The Fire of His Genius : Robert Fulton and the American Dream

Tuesday, May 10th, 2005

I recently picked up a “bargain” copy of The Fire of His Genius : Robert Fulton and the American Dream, and I can’t say I’d recommend it — but I did learn a few things:

  • Not only did Fulton not invent the steamboat, but a fellow named John Fitch in Philadelphia actually had a working steamboat carrying passengers up and down the Delaware — for a year, before it went out of business. The Delaware river has no difficult turns, so it’s easy to sail, and it’s relatively flat, so stagecoaches have no trouble traveling along the banks either.

  • Fulton’s steamboat was not named Clermont. All remaining documents refer to it as the North River steamboat; North River was an old name for the Hudson.
  • Fulton was obsessed with selling submarines and “torpedoes” (what we’d call “mines”) to the French and British navies, but he never got them to work.
  • While in France, he became part of a ménage à trois with poet Joel Barlow and his wife Ruth. They wrote (creepy) letters to each other in baby talk, with sexual overtones.
  • Fulton started as an artist.
  • Vanderbilt, later know as “Commodore” Vanderbilt, got his start as a steamboat captain, challenging Fulton’s monopoly.
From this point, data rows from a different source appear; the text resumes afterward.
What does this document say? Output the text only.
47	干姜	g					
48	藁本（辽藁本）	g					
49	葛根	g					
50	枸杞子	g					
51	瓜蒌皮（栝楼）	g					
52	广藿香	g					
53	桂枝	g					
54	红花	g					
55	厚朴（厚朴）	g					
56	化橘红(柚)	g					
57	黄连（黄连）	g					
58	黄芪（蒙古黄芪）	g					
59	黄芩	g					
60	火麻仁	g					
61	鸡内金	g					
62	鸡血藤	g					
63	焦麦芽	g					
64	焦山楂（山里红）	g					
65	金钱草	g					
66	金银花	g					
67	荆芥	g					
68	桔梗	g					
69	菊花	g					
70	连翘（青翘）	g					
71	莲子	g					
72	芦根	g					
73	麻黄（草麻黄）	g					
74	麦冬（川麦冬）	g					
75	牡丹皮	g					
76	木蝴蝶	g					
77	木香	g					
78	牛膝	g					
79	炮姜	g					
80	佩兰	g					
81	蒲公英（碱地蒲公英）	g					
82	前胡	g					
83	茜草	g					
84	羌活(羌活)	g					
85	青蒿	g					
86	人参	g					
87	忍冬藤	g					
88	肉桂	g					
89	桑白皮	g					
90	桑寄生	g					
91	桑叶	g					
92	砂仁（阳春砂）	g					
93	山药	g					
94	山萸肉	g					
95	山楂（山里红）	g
The author, Kirkpatrick Sale, seems bitter, almost catty, throughout the book, rolling his eyes at Barlow’s poetry, describing Fulton’s portrait work as adequate, making it clear that Fulton’s wife wasn’t very pretty, and painting Fulton’s life as consumed in the “fire for fame and riches” (which Sale obviously does not endorse).
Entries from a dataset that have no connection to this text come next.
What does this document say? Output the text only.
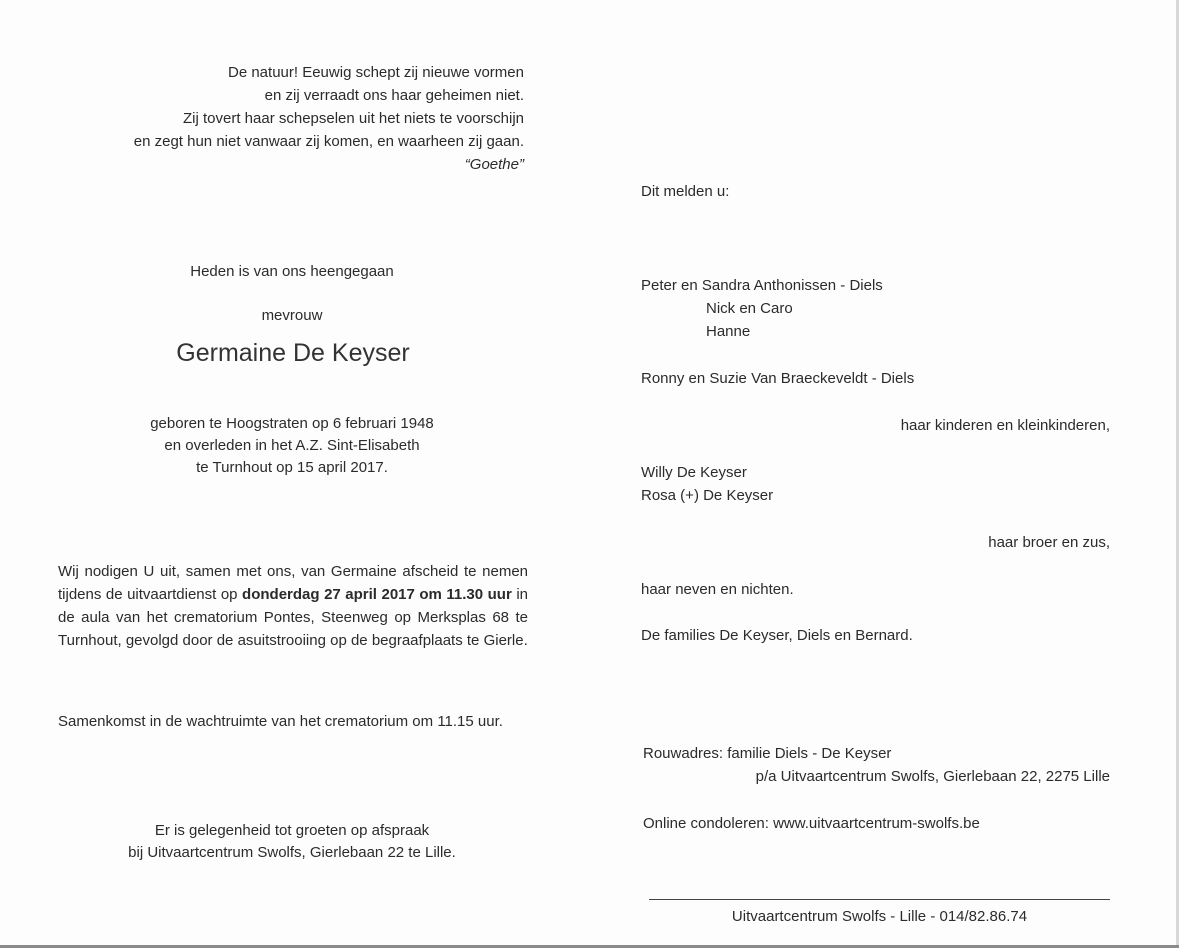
De natuur! Eeuwig schept zij nieuwe vormen
en zij verraadt ons haar geheimen niet.
Zij tovert haar schepselen uit het niets te voorschijn
en zegt hun niet vanwaar zij komen, en waarheen zij gaan.
“Goethe”
Heden is van ons heengegaan
mevrouw
Germaine De Keyser
geboren te Hoogstraten op 6 februari 1948
en overleden in het A.Z. Sint-Elisabeth
te Turnhout op 15 april 2017.
Wij nodigen U uit, samen met ons, van Germaine afscheid te nemen tijdens de uitvaartdienst op donderdag 27 april 2017 om 11.30 uur in de aula van het crematorium Pontes, Steenweg op Merksplas 68 te Turnhout, gevolgd door de asuitstrooiing op de begraafplaats te Gierle.
Samenkomst in de wachtruimte van het crematorium om 11.15 uur.
Er is gelegenheid tot groeten op afspraak
bij Uitvaartcentrum Swolfs, Gierlebaan 22 te Lille.
Dit melden u:
Peter en Sandra Anthonissen - Diels
Nick en Caro
Hanne
Ronny en Suzie Van Braeckeveldt - Diels
haar kinderen en kleinkinderen,
Willy De Keyser
Rosa (+) De Keyser
haar broer en zus,
haar neven en nichten.
De families De Keyser, Diels en Bernard.
Rouwadres: familie Diels - De Keyser
p/a Uitvaartcentrum Swolfs, Gierlebaan 22, 2275 Lille
Online condoleren: www.uitvaartcentrum-swolfs.be
Uitvaartcentrum Swolfs - Lille - 014/82.86.74
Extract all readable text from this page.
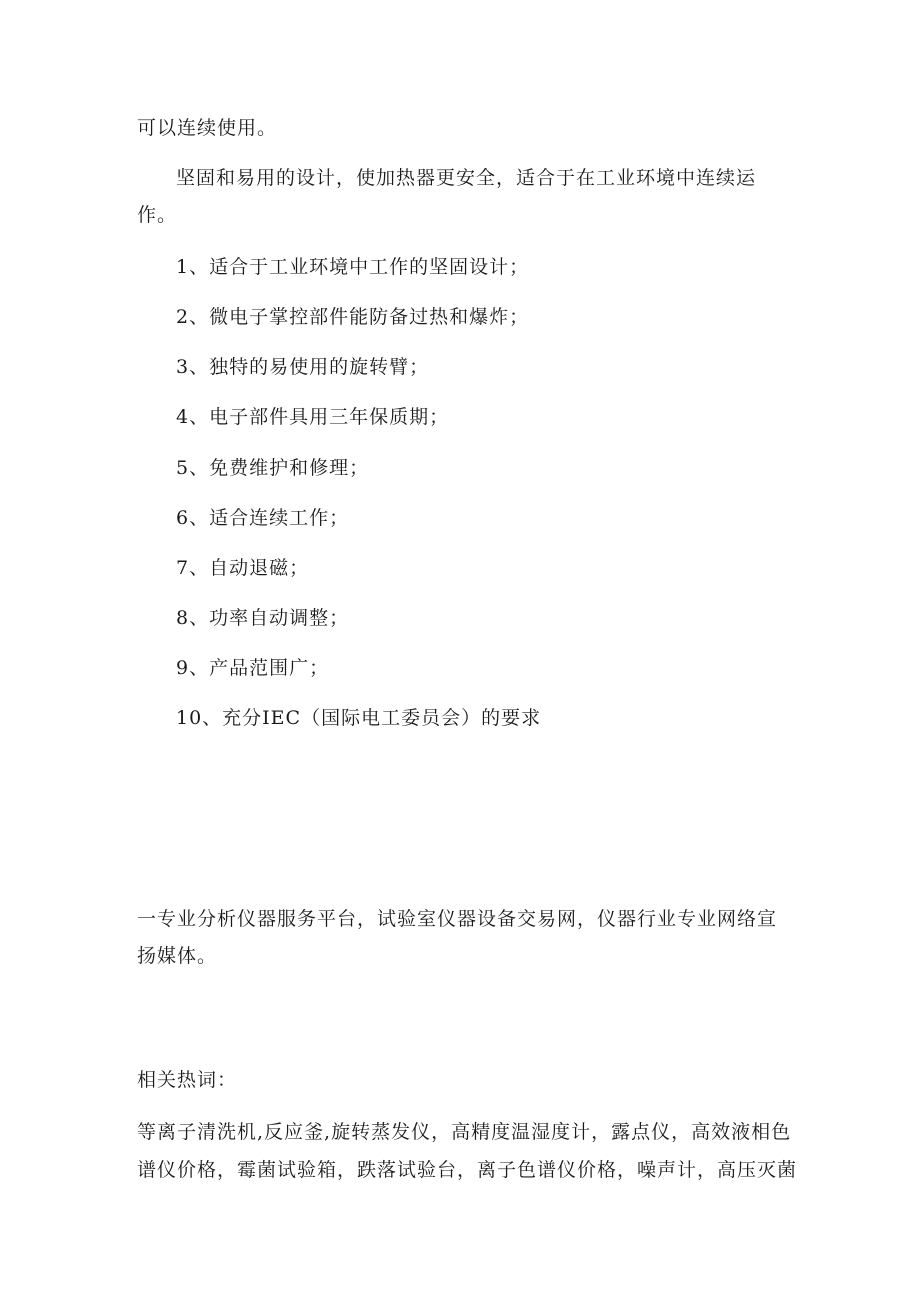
可以连续使用。
坚固和易用的设计，使加热器更安全，适合于在工业环境中连续运
作。
1、适合于工业环境中工作的坚固设计；
2、微电子掌控部件能防备过热和爆炸；
3、独特的易使用的旋转臂；
4、电子部件具用三年保质期；
5、免费维护和修理；
6、适合连续工作；
7、自动退磁；
8、功率自动调整；
9、产品范围广；
10、充分IEC（国际电工委员会）的要求
一专业分析仪器服务平台，试验室仪器设备交易网，仪器行业专业网络宣
扬媒体。
相关热词：
等离子清洗机,反应釜,旋转蒸发仪，高精度温湿度计，露点仪，高效液相色
谱仪价格，霉菌试验箱，跌落试验台，离子色谱仪价格，噪声计，高压灭菌
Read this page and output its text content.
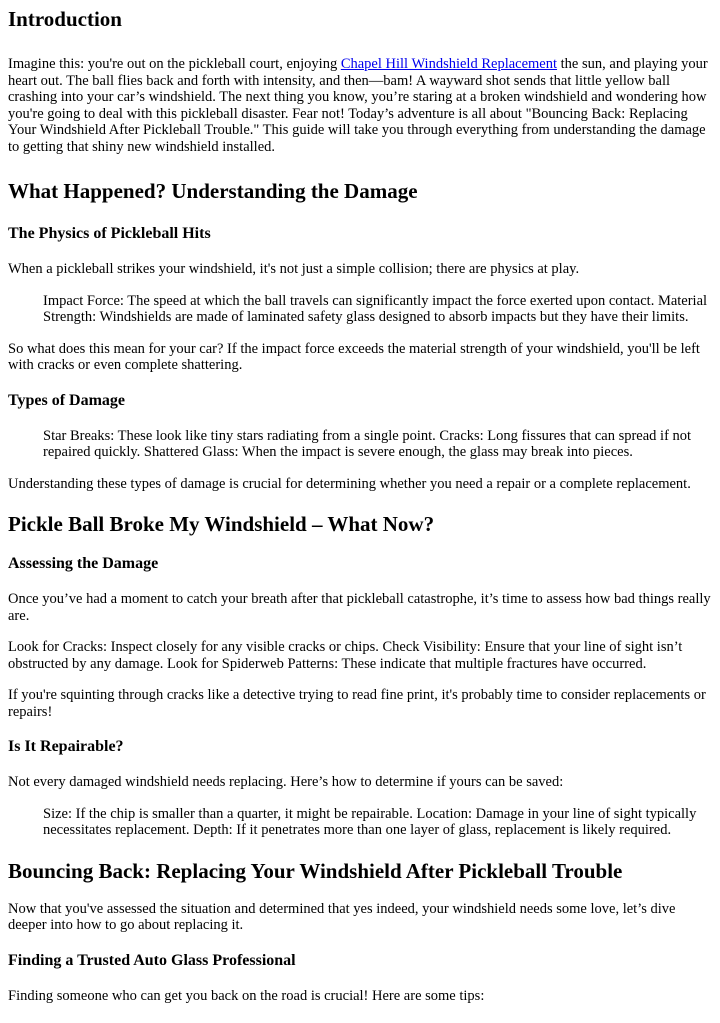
Introduction

Imagine this: you're out on the pickleball court, enjoying Chapel Hill Windshield Replacement the sun, and playing your heart out. The ball flies back and forth with intensity, and then—bam! A wayward shot sends that little yellow ball crashing into your car’s windshield. The next thing you know, you’re staring at a broken windshield and wondering how you're going to deal with this pickleball disaster. Fear not! Today’s adventure is all about "Bouncing Back: Replacing Your Windshield After Pickleball Trouble." This guide will take you through everything from understanding the damage to getting that shiny new windshield installed.

What Happened? Understanding the Damage
The Physics of Pickleball Hits

When a pickleball strikes your windshield, it's not just a simple collision; there are physics at play.

Impact Force: The speed at which the ball travels can significantly impact the force exerted upon contact. Material Strength: Windshields are made of laminated safety glass designed to absorb impacts but they have their limits.

So what does this mean for your car? If the impact force exceeds the material strength of your windshield, you'll be left with cracks or even complete shattering.

Types of Damage
Star Breaks: These look like tiny stars radiating from a single point. Cracks: Long fissures that can spread if not repaired quickly. Shattered Glass: When the impact is severe enough, the glass may break into pieces.

Understanding these types of damage is crucial for determining whether you need a repair or a complete replacement.

Pickle Ball Broke My Windshield – What Now?
Assessing the Damage

Once you’ve had a moment to catch your breath after that pickleball catastrophe, it’s time to assess how bad things really are.

Look for Cracks: Inspect closely for any visible cracks or chips. Check Visibility: Ensure that your line of sight isn’t obstructed by any damage. Look for Spiderweb Patterns: These indicate that multiple fractures have occurred.

If you're squinting through cracks like a detective trying to read fine print, it's probably time to consider replacements or repairs!

Is It Repairable?

Not every damaged windshield needs replacing. Here’s how to determine if yours can be saved:

Size: If the chip is smaller than a quarter, it might be repairable. Location: Damage in your line of sight typically necessitates replacement. Depth: If it penetrates more than one layer of glass, replacement is likely required.
Bouncing Back: Replacing Your Windshield After Pickleball Trouble

Now that you've assessed the situation and determined that yes indeed, your windshield needs some love, let’s dive deeper into how to go about replacing it.

Finding a Trusted Auto Glass Professional

Finding someone who can get you back on the road is crucial! Here are some tips:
Sale, it turns out, wanted to write a companion piece to his Rebels Against the Future: The Luddites and Their War on the Industrial Revolution: Lessons for the Computer Age, but, no one wanted to publish a book warning of the dangers of computers. Instead, he had to choose an alternative technology that transformed America, the steamboat.

More about Kirkpatrick Sale: Sale grew up in Ithaca, New York, the son of a Cornell lit professor, and he went on to get his own lit degree from Cornell. He still types his manuscripts on a typewriter. He describes himself as an anarchical communalist. But this is the part I couldn’t make up, from a Booknotes interview:

I’m trying to convince the publishers of this Fulton book [Free Press] to be interested in a book on a somewhat larger theme of where did Homo sapiens go wrong. And I’ve located the time: 40,000 years ago. And I want to write about the Stone Age and how Homo erectus lived for two million years one way and then Homo sapiens evolved and taught us to live a different way.
[...]
And we can tell pretty much how the Homo erectus lived without hunting — probably without hunting, certainly without hunting large animals. The Homo sapien comes out and develops spears and spear throwers and goes after the large animals and exterminates the large animals in a wholly different attitude toward nature than existed for the previous two million years of human life. And this leads, eventually, to the domestication of animals and domestication of plants, which we call agriculture and husbandry. And that creates a whole new attitude to nature and a whole new way of distancing ourselves from nature, so that we can use it. And I would say that this is where we went wrong.